FIG. 3 is an enlarged cross-sectional view showing a state where the screw rebar is pressed by a bolt screwed into the sleeve.

FIG. 4 is an enlarged longitudinal sectional view of a main part showing a threaded section of a threaded rebar and a locking projection of a sleeve.

FIG. 5 is a diagram corresponding to FIG. 2A showing a second embodiment of the present invention.
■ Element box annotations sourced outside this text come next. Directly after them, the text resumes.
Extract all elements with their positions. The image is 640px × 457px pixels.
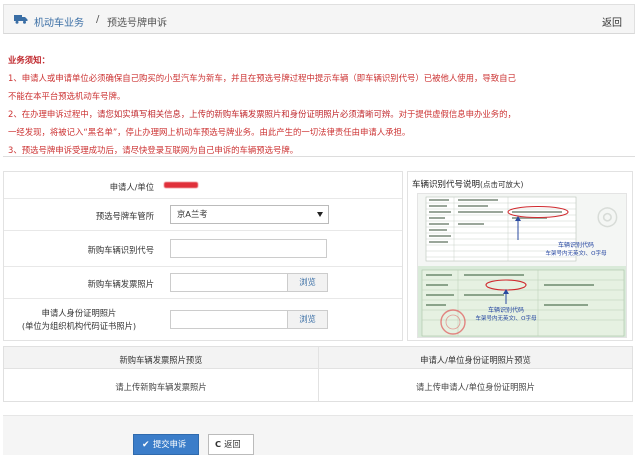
invoice-preview-column: 新购车辆发票照片预览 请上传新购车辆发票照片	[4, 347, 318, 401]
header-back-link[interactable]: 返回	[602, 14, 622, 29]
id-preview-column: 申请人/单位身份证明照片预览 请上传申请人/单位身份证明照片	[318, 347, 632, 401]
applicant-label: 申请人/单位	[109, 182, 154, 192]
row-id-photo: 申请人身份证明照片 (单位为组织机构代码证书照片) 浏览	[4, 299, 402, 341]
checkmark-icon: ✔	[142, 440, 150, 450]
invoice-label: 新购车辆发票照片	[87, 279, 154, 289]
notice-line-2: 2、在办理申诉过程中，请您如实填写相关信息，上传的新购车辆发票照片和身份证明照片…	[8, 105, 630, 123]
row-invoice: 新购车辆发票照片 浏览	[4, 267, 402, 299]
row-applicant: 申请人/单位	[4, 172, 402, 199]
vin-label: 新购车辆识别代号	[87, 245, 154, 255]
row-vin: 新购车辆识别代号	[4, 231, 402, 267]
notice-line-2a: 2、在办理申诉过程中，	[8, 109, 98, 119]
invoice-preview-placeholder: 请上传新购车辆发票照片	[115, 382, 207, 392]
divider	[3, 156, 635, 157]
notice-line-2d: 一经发现，将被记入“黑名单”，停止办理网上机动车预选号牌业务。由此产生的一切法律…	[8, 127, 411, 137]
back-button-label: 返回	[224, 439, 241, 449]
submit-appeal-label: 提交申诉	[153, 439, 187, 449]
notice-line-1b: 不能在本平台预选机动车号牌。	[8, 91, 126, 101]
photo-preview-table: 新购车辆发票照片预览 请上传新购车辆发票照片 申请人/单位身份证明照片预览 请上…	[3, 346, 633, 402]
office-select-value: 京A兰考	[177, 209, 208, 219]
invoice-preview-header: 新购车辆发票照片预览	[119, 355, 203, 365]
annotation-2-line2: 车架号内无英文I、O字母	[476, 314, 537, 322]
id-photo-file-input[interactable]	[170, 310, 288, 329]
invoice-browse-button[interactable]: 浏览	[288, 273, 328, 292]
notice-line-2c: 对于提供虚假信息申办业务的，	[398, 109, 516, 119]
vin-guide-panel: 车辆识别代号说明(点击可放大) 车辆识别代码 车架号内无英文I、O字母 ◎ 车辆…	[407, 171, 633, 341]
back-button[interactable]: C 返回	[208, 434, 254, 455]
annotation-1-line1: 车辆识别代码	[558, 241, 594, 249]
truck-icon	[14, 15, 28, 24]
office-label: 预选号牌车管所	[95, 211, 154, 221]
id-photo-label-line2: (单位为组织机构代码证书照片)	[21, 321, 137, 331]
business-notice: 业务须知： 1、申请人或申请单位必须确保自己购买的小型汽车为新车，并且在预选号牌…	[8, 51, 630, 159]
vin-guide-title-text: 车辆识别代号说明	[412, 180, 481, 190]
vin-guide-title: 车辆识别代号说明(点击可放大)	[412, 178, 523, 190]
invoice-file-input[interactable]	[170, 273, 288, 292]
vin-guide-zoom-hint: (点击可放大)	[480, 180, 524, 189]
id-photo-label: 申请人身份证明照片 (单位为组织机构代码证书照片)	[4, 307, 154, 333]
notice-title: 业务须知：	[8, 55, 50, 65]
id-preview-header: 申请人/单位身份证明照片预览	[420, 355, 531, 365]
office-select[interactable]: 京A兰考	[170, 205, 329, 224]
annotation-1-line2: 车架号内无英文I、O字母	[546, 249, 607, 257]
appeal-form: 申请人/单位 预选号牌车管所 京A兰考 新购车辆识别代号 新购车辆发票照片 浏览…	[3, 171, 403, 341]
chevron-down-icon	[317, 212, 323, 217]
refresh-icon: C	[215, 439, 222, 449]
submit-appeal-button[interactable]: ✔ 提交申诉	[133, 434, 199, 455]
breadcrumb-separator: /	[96, 14, 100, 25]
annotation-2-line1: 车辆识别代码	[488, 306, 524, 314]
form-footer: ✔ 提交申诉 C 返回	[3, 415, 633, 455]
page-header: 机动车业务 / 预选号牌申诉 返回	[3, 4, 635, 34]
row-office: 预选号牌车管所 京A兰考	[4, 199, 402, 231]
notice-line-1: 1、申请人或申请单位必须确保自己购买的小型汽车为新车，并且在预选号牌过程中提示车…	[8, 73, 516, 83]
id-photo-browse-button[interactable]: 浏览	[288, 310, 328, 329]
notice-line-2-emphasis: 请您如实填写相关信息，上传的新购车辆发票照片和身份证明照片必须清晰可辨。	[97, 109, 399, 119]
breadcrumb-root[interactable]: 机动车业务	[34, 14, 84, 29]
vin-guide-image[interactable]: 车辆识别代码 车架号内无英文I、O字母 ◎ 车辆识别代码 车架号内无英文I、O字…	[417, 193, 627, 338]
applicant-value-redacted	[164, 182, 198, 188]
breadcrumb-current: 预选号牌申诉	[107, 18, 167, 29]
vin-guide-illustration: 车辆识别代码 车架号内无英文I、O字母 ◎ 车辆识别代码 车架号内无英文I、O字…	[418, 194, 626, 337]
vin-input[interactable]	[170, 239, 327, 258]
watermark-mark: ◎	[596, 201, 619, 231]
id-preview-placeholder: 请上传申请人/单位身份证明照片	[416, 382, 535, 392]
id-photo-label-line1: 申请人身份证明照片	[41, 308, 117, 318]
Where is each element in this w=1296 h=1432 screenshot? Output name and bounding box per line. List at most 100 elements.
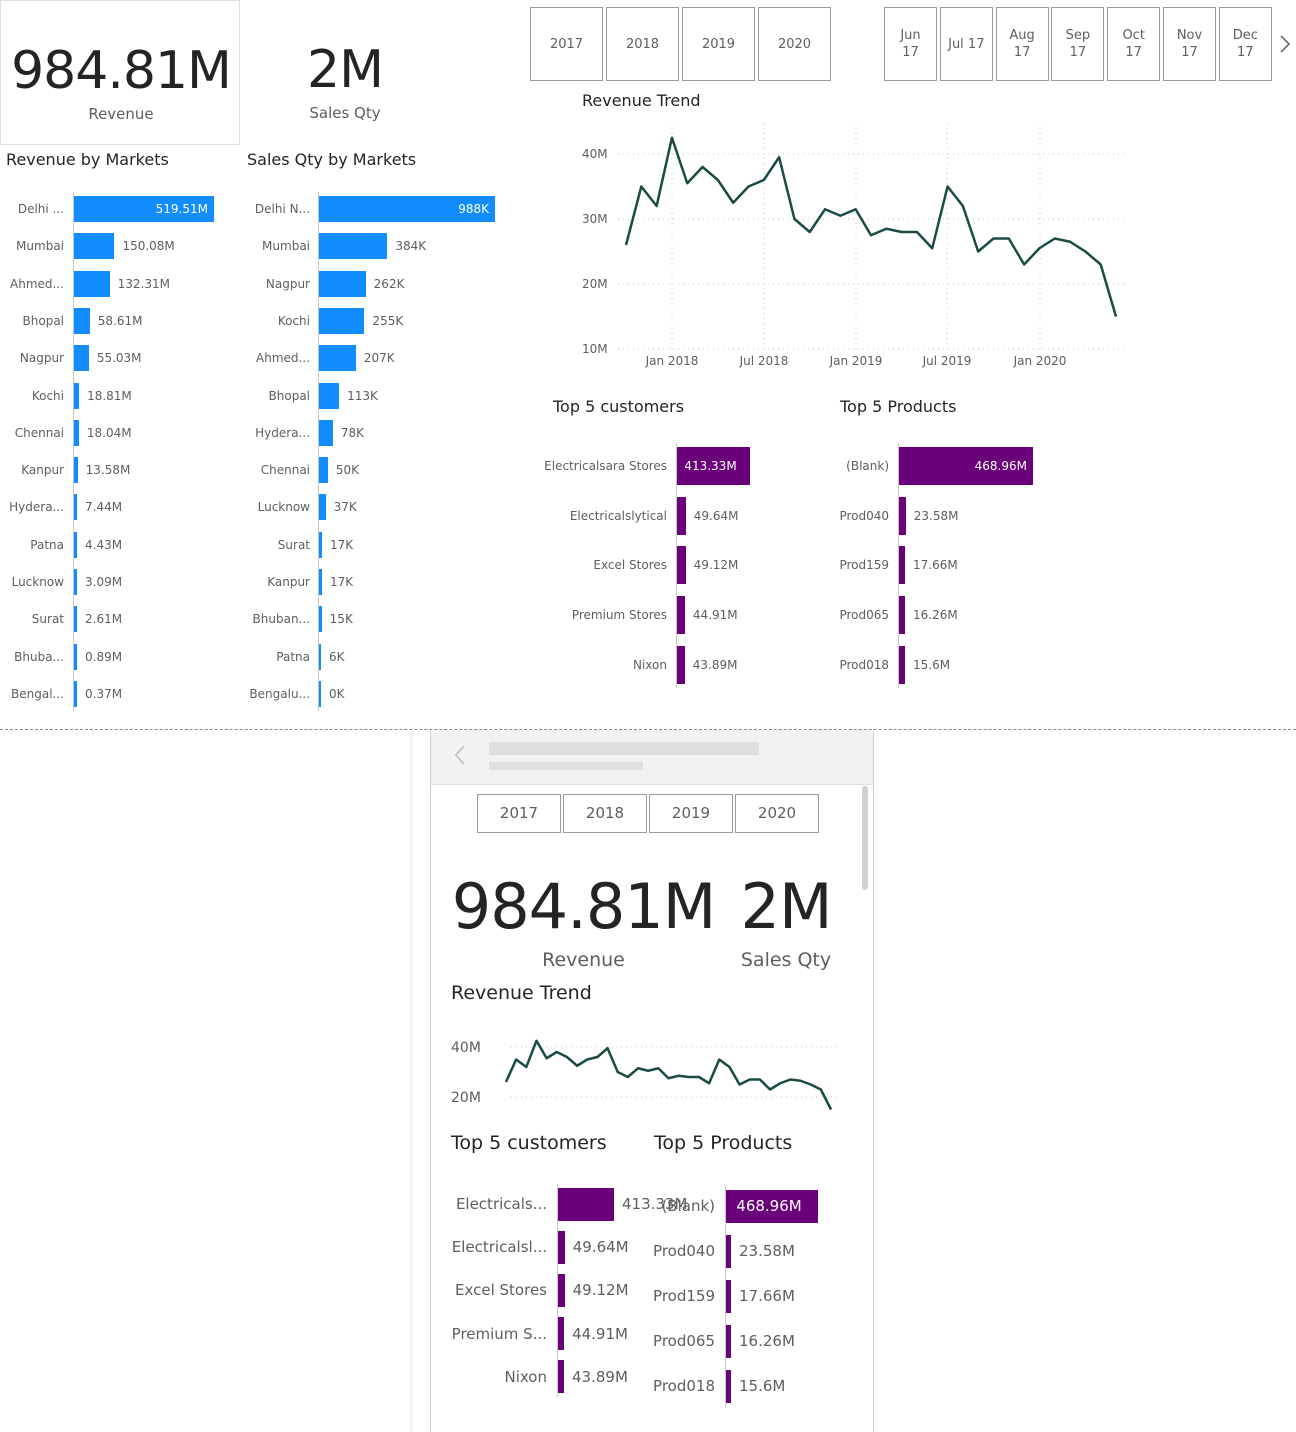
data-bar[interactable]: [558, 1317, 565, 1351]
data-point[interactable]: [656, 1066, 660, 1070]
data-point[interactable]: [808, 230, 812, 234]
data-point[interactable]: [961, 204, 965, 208]
data-point[interactable]: [768, 1088, 772, 1092]
data-point[interactable]: [1053, 237, 1057, 241]
data-bar[interactable]: [319, 606, 322, 633]
data-bar[interactable]: [319, 233, 388, 260]
data-point[interactable]: [626, 1075, 630, 1079]
data-bar[interactable]: [726, 1279, 731, 1313]
mobile-year-button-2018[interactable]: 2018: [563, 794, 647, 833]
data-bar[interactable]: [319, 457, 328, 484]
data-bar[interactable]: [74, 606, 77, 633]
data-point[interactable]: [1099, 263, 1103, 267]
month-button[interactable]: Dec 17: [1218, 7, 1272, 81]
data-bar[interactable]: [74, 494, 77, 521]
data-point[interactable]: [792, 217, 796, 221]
data-point[interactable]: [747, 185, 751, 189]
chevron-left-icon[interactable]: [453, 744, 467, 766]
data-point[interactable]: [915, 230, 919, 234]
data-point[interactable]: [884, 227, 888, 231]
data-bar[interactable]: [677, 596, 685, 635]
data-point[interactable]: [727, 1065, 731, 1069]
data-point[interactable]: [854, 207, 858, 211]
data-bar[interactable]: [558, 1360, 564, 1394]
data-point[interactable]: [687, 1075, 691, 1079]
data-point[interactable]: [778, 1081, 782, 1085]
data-point[interactable]: [799, 1079, 803, 1083]
data-point[interactable]: [716, 178, 720, 182]
data-point[interactable]: [1022, 263, 1026, 267]
data-point[interactable]: [514, 1058, 518, 1062]
data-bar[interactable]: [899, 596, 905, 635]
data-point[interactable]: [762, 178, 766, 182]
data-point[interactable]: [823, 207, 827, 211]
data-point[interactable]: [545, 1056, 549, 1060]
data-bar[interactable]: [899, 645, 905, 684]
data-point[interactable]: [809, 1083, 813, 1087]
data-bar[interactable]: [677, 645, 685, 684]
data-bar[interactable]: [319, 494, 326, 521]
data-point[interactable]: [504, 1080, 508, 1084]
data-bar[interactable]: [74, 233, 115, 260]
data-bar[interactable]: [319, 307, 365, 334]
data-point[interactable]: [685, 181, 689, 185]
chevron-right-icon[interactable]: [1279, 34, 1291, 54]
data-point[interactable]: [534, 1039, 538, 1043]
data-bar[interactable]: [74, 569, 77, 595]
data-bar[interactable]: [74, 382, 80, 409]
year-button-2020[interactable]: 2020: [758, 7, 831, 81]
month-button[interactable]: Jul 17: [939, 7, 993, 81]
data-bar[interactable]: [677, 546, 686, 585]
data-bar[interactable]: [558, 1187, 614, 1221]
data-bar[interactable]: [726, 1234, 731, 1268]
data-point[interactable]: [819, 1088, 823, 1092]
data-bar[interactable]: [319, 680, 321, 707]
data-point[interactable]: [1083, 250, 1087, 254]
data-point[interactable]: [585, 1058, 589, 1062]
data-point[interactable]: [731, 201, 735, 205]
mobile-year-button-2019[interactable]: 2019: [649, 794, 733, 833]
data-point[interactable]: [606, 1046, 610, 1050]
data-point[interactable]: [677, 1074, 681, 1078]
data-bar[interactable]: [74, 531, 77, 558]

FIG. 6 is a longitudinal sectional view showing a conventional connecting device.

[Explanation of symbols]

 REFERENCE SIGNS LIST 1 screw reinforcing bar (irregular reinforcing bar) 3 screw joint 3 a inclined surface of screw joint 10 sleeve 14 screw hole 16 locking convex portion 16 a inclined surface of locking convex portion 16 x top of locking convex portion 17, 18 auxiliary convex portion 20 bolt 30 Mortar (grout material)

Claims (9)

[Claims] 1. A device for connecting the ends of two deformed reinforcing bars, which are arranged on a straight line and at least one of which is a screw reinforcing bar, comprises: (a) screws formed on peripheral walls on both sides in the axial direction, respectively. A sleeve having a hole and an engagement protrusion formed on the inner peripheral surface opposite to the screw hole; and (b) connecting the deformed reinforcing bar screwed into the screw hole of the sleeve to the engagement protrusion of the sleeve. In a rebar connection device including a pressing bolt and (c) a grout material filled in the sleeve, the engagement protrusion of the sleeve for receiving the screw rebar has a torsion angle substantially equal to a screw joint of the screw rebar. A reinforcing-bar connecting device extending in a circumferential direction. 2. The reinforcing bar connecting device according to claim 1, wherein a plurality of engaging projections for receiving the screw reinforcing bar are formed at intervals equal to or a multiple of a pitch of a threaded joint of the screw reinforcing bar. . 3. The reinforcing bar connection according to claim 1, wherein a top of the engaging convex portion of the sleeve has a substantially triangular cross section, and enters through a gap between the screw nodes of the screw reinforcing bar. apparatus. 4. The inclined surface at the top of the engaging projection has an inclination angle substantially equal to the inclined surface of a threaded knot having a trapezoidal cross section of the threaded reinforcing bar. Rebar connection device. 5. A plurality of auxiliary projections extending in the circumferential direction and being lower than the engagement projections are formed on the inner peripheral surface of the sleeve on the screw hole side and are spaced apart in the axial direction. The reinforcing-bar connection device according to any one of claims 2 to 4. 6. The reinforcing-bar connection device according to claim 5, wherein the engaging projection and the auxiliary projection form a continuous spiral. 7. The method according to claim 2, wherein the two deformed reinforcing bars are both threaded reinforcing bars, and the helical engaging projections are formed over substantially the entire length of the sleeve.
7. The reinforcing-bar connection device according to any one of claims 6 to 6. 8. The rebar connection device according to claim 1, wherein a diameter of a virtual cylindrical surface inscribed in the sleeve is larger than a diameter of a virtual cylindrical surface inscribed in the screw reinforcing bar. . 9. A screw hole for connecting ends of two deformed reinforcing bars arranged on a straight line with each other, and having screw holes for screwing bolts to peripheral walls on both sides in the axial direction. In a sleeve having an engagement projection formed on an inner peripheral surface opposite to the screw hole, the engagement projection for receiving the screw rebar extends circumferentially at a predetermined twist angle. Reinforcing bar connection sleeve.